Environment markers don't allow selecting on libc version AFAIK (see PEP 508), so this can't be dealt with. Luckily it shouldn't be needed anymore either once we update things for the C API exporting changes in 1.25.0 (which should be done separately from this update).
Might be worth starting a thread on https://discuss.python.org/ how this can be improved.
Is there some other way then that downstream users of this can affect the numpy version? This is used in scikit-learn and aside from forking their library and changing the dependency to the newest numpy AND forking the library that uses it, i'm at a loss for how to use the latest numpy
You can disable build isolation to change versions. E.g.:
pip install numpy==1.25.0
pip install scikit-learn --no-build-isolation # also need to make sure all other dependencies are installed in the build env
It's quite fiddly to get that right unfortunately once you get higher up in the stack and have lots of dependencies, because there's no great way to install only the dependencies, nor to override build constraints. There are very long threads on both topics on the Pip issue tracker, but neither seems to be moving forward.
The real solution I guess is for scikit-learn to upload musllinux
wheels, so that there's no need to build from source. pyproject.toml
metadata is inadequate for building from source in this kind of circumstance I'm afraid.
However, the next thing we'll do here is to remove the pins from oldest-supported-numpy
, because of the change in 1.25.0 to how the C API is exported: https://numpy.org/devdocs/dev/depending_on_numpy.html#build-time-dependency. That will in practice solve the problem for musllinux here.
I may try to find time soon to do this. I suspect that it's worth testing the waters here with a new oldest-supported-numpy
release, and if it doesn't work as designed then to yank that release.
Great to hear this is getting addressed and i'm excited for this to get merged so we can go back to alpine.
As for your suggestion, it doesn't seem to work when i run the pip wheel
command, which is how I do dependencies in our case.
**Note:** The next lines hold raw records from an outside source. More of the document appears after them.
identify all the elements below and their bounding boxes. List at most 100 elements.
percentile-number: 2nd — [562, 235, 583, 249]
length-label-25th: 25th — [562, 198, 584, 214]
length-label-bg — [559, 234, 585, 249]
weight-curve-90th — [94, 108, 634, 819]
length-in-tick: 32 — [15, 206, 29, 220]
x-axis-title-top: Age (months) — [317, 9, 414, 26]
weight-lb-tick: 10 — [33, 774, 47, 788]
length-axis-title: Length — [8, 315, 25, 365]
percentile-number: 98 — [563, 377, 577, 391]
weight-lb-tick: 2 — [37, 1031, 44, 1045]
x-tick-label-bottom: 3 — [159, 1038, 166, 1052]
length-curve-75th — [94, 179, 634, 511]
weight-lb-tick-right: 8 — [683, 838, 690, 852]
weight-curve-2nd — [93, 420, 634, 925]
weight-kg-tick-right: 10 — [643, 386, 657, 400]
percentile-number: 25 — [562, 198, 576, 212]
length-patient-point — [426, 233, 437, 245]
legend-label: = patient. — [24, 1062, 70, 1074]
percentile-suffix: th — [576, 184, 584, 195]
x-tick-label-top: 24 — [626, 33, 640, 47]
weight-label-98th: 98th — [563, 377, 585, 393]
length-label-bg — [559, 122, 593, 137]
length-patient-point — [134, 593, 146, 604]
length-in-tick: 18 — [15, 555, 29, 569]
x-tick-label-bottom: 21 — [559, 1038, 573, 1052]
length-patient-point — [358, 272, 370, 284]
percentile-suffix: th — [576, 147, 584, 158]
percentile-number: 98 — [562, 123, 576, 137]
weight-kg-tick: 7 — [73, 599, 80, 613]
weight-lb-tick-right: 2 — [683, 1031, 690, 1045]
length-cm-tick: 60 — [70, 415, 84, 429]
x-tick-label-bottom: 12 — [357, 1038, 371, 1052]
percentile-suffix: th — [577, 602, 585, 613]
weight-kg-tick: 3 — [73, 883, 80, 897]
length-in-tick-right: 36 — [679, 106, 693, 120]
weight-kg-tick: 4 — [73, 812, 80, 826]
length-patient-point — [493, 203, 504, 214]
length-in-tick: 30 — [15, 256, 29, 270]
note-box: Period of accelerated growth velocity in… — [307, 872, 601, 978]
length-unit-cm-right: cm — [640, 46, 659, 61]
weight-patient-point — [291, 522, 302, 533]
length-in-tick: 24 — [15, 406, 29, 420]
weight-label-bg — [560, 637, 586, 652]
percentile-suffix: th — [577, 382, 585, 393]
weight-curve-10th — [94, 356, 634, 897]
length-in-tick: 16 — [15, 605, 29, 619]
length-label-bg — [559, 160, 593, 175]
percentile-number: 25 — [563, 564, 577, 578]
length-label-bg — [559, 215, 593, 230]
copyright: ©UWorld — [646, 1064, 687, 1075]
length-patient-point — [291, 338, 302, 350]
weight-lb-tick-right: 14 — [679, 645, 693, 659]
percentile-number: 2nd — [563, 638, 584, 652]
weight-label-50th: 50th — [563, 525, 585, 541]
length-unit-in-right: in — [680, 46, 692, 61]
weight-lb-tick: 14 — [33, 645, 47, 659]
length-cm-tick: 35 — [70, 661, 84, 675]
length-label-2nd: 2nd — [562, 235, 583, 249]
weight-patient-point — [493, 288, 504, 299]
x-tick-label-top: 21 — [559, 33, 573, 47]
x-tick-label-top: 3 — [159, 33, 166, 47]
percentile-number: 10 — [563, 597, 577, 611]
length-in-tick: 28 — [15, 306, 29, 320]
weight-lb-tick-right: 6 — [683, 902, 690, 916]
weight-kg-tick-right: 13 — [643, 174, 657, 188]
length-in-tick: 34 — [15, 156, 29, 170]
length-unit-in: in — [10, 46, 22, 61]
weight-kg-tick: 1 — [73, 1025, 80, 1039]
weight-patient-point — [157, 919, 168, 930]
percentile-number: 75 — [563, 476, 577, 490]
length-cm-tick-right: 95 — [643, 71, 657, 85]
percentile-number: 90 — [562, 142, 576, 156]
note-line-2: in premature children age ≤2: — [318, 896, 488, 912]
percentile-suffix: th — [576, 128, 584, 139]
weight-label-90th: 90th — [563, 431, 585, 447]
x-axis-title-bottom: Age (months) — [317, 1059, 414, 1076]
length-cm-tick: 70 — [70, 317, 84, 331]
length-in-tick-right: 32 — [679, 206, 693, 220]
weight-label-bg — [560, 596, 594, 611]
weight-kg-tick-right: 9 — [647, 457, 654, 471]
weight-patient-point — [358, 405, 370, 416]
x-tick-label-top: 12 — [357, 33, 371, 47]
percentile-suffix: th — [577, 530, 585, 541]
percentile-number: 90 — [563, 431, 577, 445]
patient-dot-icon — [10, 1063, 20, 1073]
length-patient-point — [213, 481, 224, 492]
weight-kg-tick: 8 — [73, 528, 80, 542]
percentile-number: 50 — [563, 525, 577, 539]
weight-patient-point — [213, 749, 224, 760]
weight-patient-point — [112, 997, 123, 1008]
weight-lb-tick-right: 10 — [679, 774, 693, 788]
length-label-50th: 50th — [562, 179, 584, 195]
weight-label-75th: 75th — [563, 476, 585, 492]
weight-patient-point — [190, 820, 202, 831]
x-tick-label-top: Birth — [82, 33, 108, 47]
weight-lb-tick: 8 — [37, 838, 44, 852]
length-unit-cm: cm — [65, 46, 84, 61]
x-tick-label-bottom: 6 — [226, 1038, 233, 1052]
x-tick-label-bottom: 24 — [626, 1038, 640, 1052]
We use pip wheel in a separate stage in docker so that build dependencies don't make it to the final build.
If you have any recommendations for how to do this when using the wheel command i'm happy with that. If not i'll just wait until this issue is resolved.
Thank you!
The latest version of numpy(1.25.0) added musl wheels that support use in alpine. I'm trying to use this in an alpine docker container, but struggling to due to a dependency relying on this library.
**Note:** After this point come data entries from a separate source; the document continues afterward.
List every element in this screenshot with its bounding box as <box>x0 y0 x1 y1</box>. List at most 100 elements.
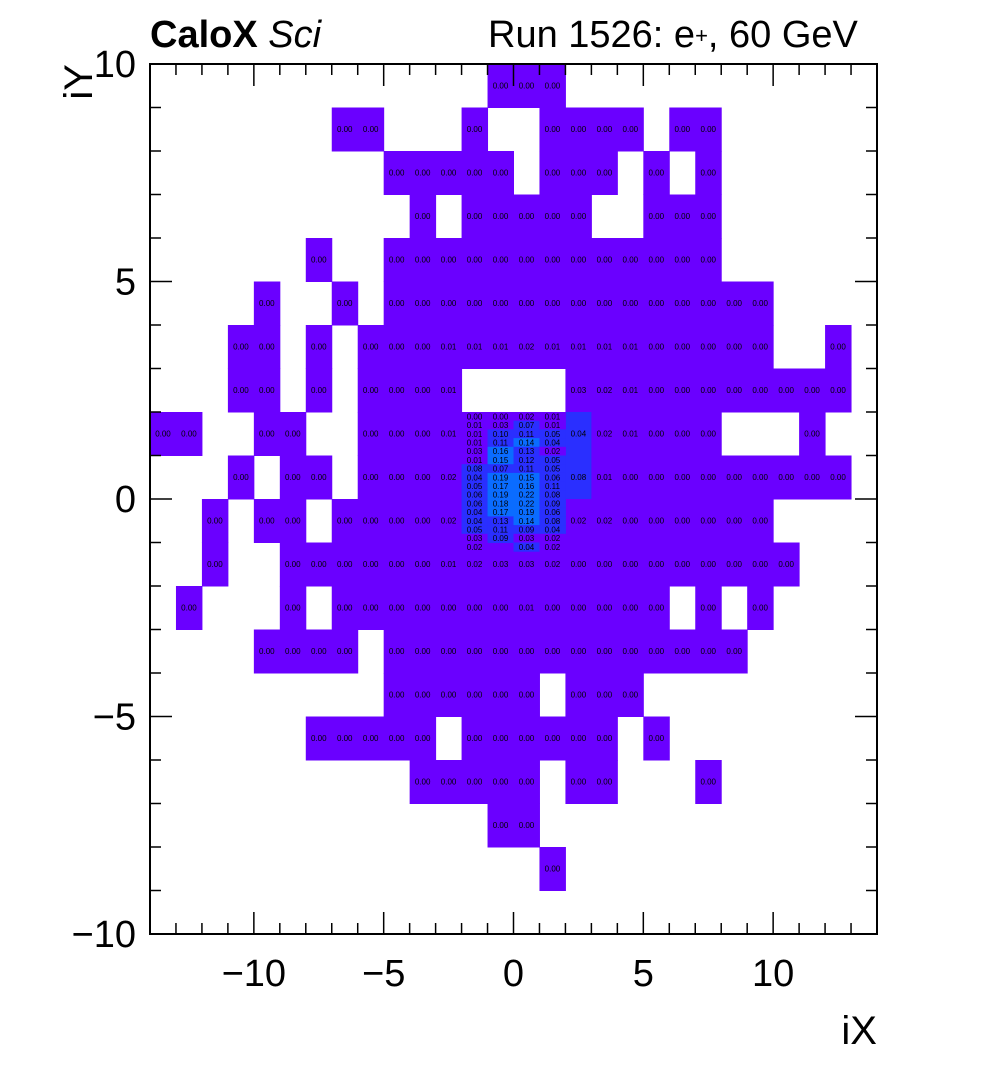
cell-value-label: 0.00 <box>649 255 665 264</box>
heatmap-cell <box>409 455 437 500</box>
cell-value-label: 0.00 <box>363 560 379 569</box>
cell-value-label: 0.00 <box>259 342 275 351</box>
heatmap-cell <box>487 803 514 848</box>
core-cell-value-label: 0.16 <box>493 447 509 456</box>
heatmap-core-cell <box>513 516 540 526</box>
cell-value-label: 0.00 <box>700 342 716 351</box>
cell-value-label: 0.00 <box>597 690 613 699</box>
heatmap-cell <box>279 412 307 456</box>
cell-value-label: 0.03 <box>519 560 535 569</box>
cell-value-label: 0.00 <box>674 560 690 569</box>
heatmap-cell <box>461 716 489 761</box>
core-cell-value-label: 0.02 <box>519 412 535 421</box>
cell-value-label: 0.00 <box>571 212 587 221</box>
core-cell-value-label: 0.12 <box>519 456 535 465</box>
heatmap-core-cell <box>539 499 566 509</box>
heatmap-cell <box>565 194 592 239</box>
cell-value-label: 0.00 <box>363 473 379 482</box>
heatmap-cell <box>721 368 748 413</box>
heatmap-cell <box>409 368 437 413</box>
x-tick-label: 5 <box>633 953 654 995</box>
cell-value-label: 0.00 <box>467 125 483 134</box>
heatmap-cell <box>227 455 255 500</box>
cell-value-label: 0.00 <box>700 560 716 569</box>
core-cell-value-label: 0.06 <box>545 508 561 517</box>
cell-value-label: 0.00 <box>389 603 405 612</box>
cell-value-label: 0.00 <box>545 603 561 612</box>
cell-value-label: 0.00 <box>389 734 405 743</box>
y-axis-label: iY <box>57 64 101 100</box>
heatmap-cell <box>305 542 333 587</box>
heatmap-cell <box>383 325 411 369</box>
cell-value-label: 0.00 <box>700 647 716 656</box>
heatmap-cell <box>669 107 696 152</box>
heatmap-cell <box>695 412 722 456</box>
cell-value-label: 0.00 <box>649 386 665 395</box>
heatmap-cell <box>331 716 359 761</box>
cell-value-label: 0.00 <box>415 777 431 786</box>
cell-value-label: 0.01 <box>493 342 509 351</box>
cell-value-label: 0.00 <box>389 299 405 308</box>
core-cell-value-label: 0.02 <box>467 543 483 552</box>
cell-value-label: 0.00 <box>285 516 301 525</box>
heatmap-cell <box>383 542 411 587</box>
heatmap-cell <box>669 238 696 282</box>
cell-value-label: 0.03 <box>493 560 509 569</box>
heatmap-cell <box>747 368 774 413</box>
experiment-label: CaloX Sci <box>150 14 321 57</box>
core-cell-value-label: 0.04 <box>467 473 483 482</box>
cell-value-label: 0.00 <box>337 647 353 656</box>
cell-value-label: 0.00 <box>337 603 353 612</box>
heatmap-core-cell <box>487 464 514 474</box>
cell-value-label: 0.00 <box>674 125 690 134</box>
cell-value-label: 0.00 <box>674 342 690 351</box>
heatmap-cell <box>773 542 800 587</box>
heatmap-cell <box>591 760 618 804</box>
core-cell-value-label: 0.09 <box>519 525 535 534</box>
heatmap-core-cell <box>461 472 489 483</box>
heatmap-cell <box>487 760 514 804</box>
heatmap-cell <box>643 368 670 413</box>
cell-value-label: 0.00 <box>519 821 535 830</box>
core-cell-value-label: 0.04 <box>467 508 483 517</box>
heatmap-cell <box>305 455 333 500</box>
heatmap-cell <box>591 412 618 456</box>
core-cell-value-label: 0.16 <box>519 482 535 491</box>
heatmap-core-cell <box>487 490 514 500</box>
heatmap-cell <box>487 151 514 195</box>
heatmap-cell <box>617 412 644 456</box>
cell-value-label: 0.00 <box>571 690 587 699</box>
heatmap-cell <box>253 499 281 543</box>
heatmap-core-cell <box>539 446 566 456</box>
heatmap-cell <box>565 499 592 543</box>
cell-value-label: 0.00 <box>700 212 716 221</box>
heatmap-cell <box>305 716 333 761</box>
heatmap-cell <box>409 716 437 761</box>
heatmap-cell <box>227 368 255 413</box>
heatmap-cell <box>150 412 177 456</box>
core-cell-value-label: 0.06 <box>545 473 561 482</box>
heatmap-core-cell <box>461 429 489 439</box>
core-cell-value-label: 0.11 <box>493 525 509 534</box>
cell-value-label: 0.00 <box>441 255 457 264</box>
cell-value-label: 0.01 <box>441 560 457 569</box>
cell-value-label: 0.00 <box>519 212 535 221</box>
cell-value-label: 0.00 <box>519 690 535 699</box>
heatmap-cell <box>565 325 592 369</box>
heatmap-cell <box>279 499 307 543</box>
cell-value-label: 0.00 <box>389 255 405 264</box>
cell-value-label: 0.02 <box>571 516 587 525</box>
heatmap-cell <box>487 325 514 369</box>
heatmap-cell <box>695 281 722 326</box>
core-cell-value-label: 0.00 <box>493 412 509 421</box>
cell-value-label: 0.00 <box>493 168 509 177</box>
cell-value-label: 0.00 <box>545 734 561 743</box>
x-tick-label: −5 <box>362 953 405 995</box>
heatmap-cell <box>513 673 540 717</box>
cell-value-label: 0.01 <box>545 342 561 351</box>
cell-value-label: 0.00 <box>415 473 431 482</box>
cell-value-label: 0.00 <box>311 647 327 656</box>
cell-value-label: 0.00 <box>597 647 613 656</box>
heatmap-cell <box>565 673 592 717</box>
heatmap-cell <box>487 542 514 587</box>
I believe this should return the latest version of numpy when the target is musl.
Additionally, if anyone could offer a way for me to install the version of numpy and use it as a dependency when downloading scikit I would appreciate it. I'm currently running:
pip wheel --no-cache-dir --wheel-dir /usr/src/app/wheels -r requirements.txt -c constraints.txt
with the following in my constraints.txt file:
numpy>=1.25.0
and yet still numpy 1.23 is being installed, which is incompatible with my alpine image.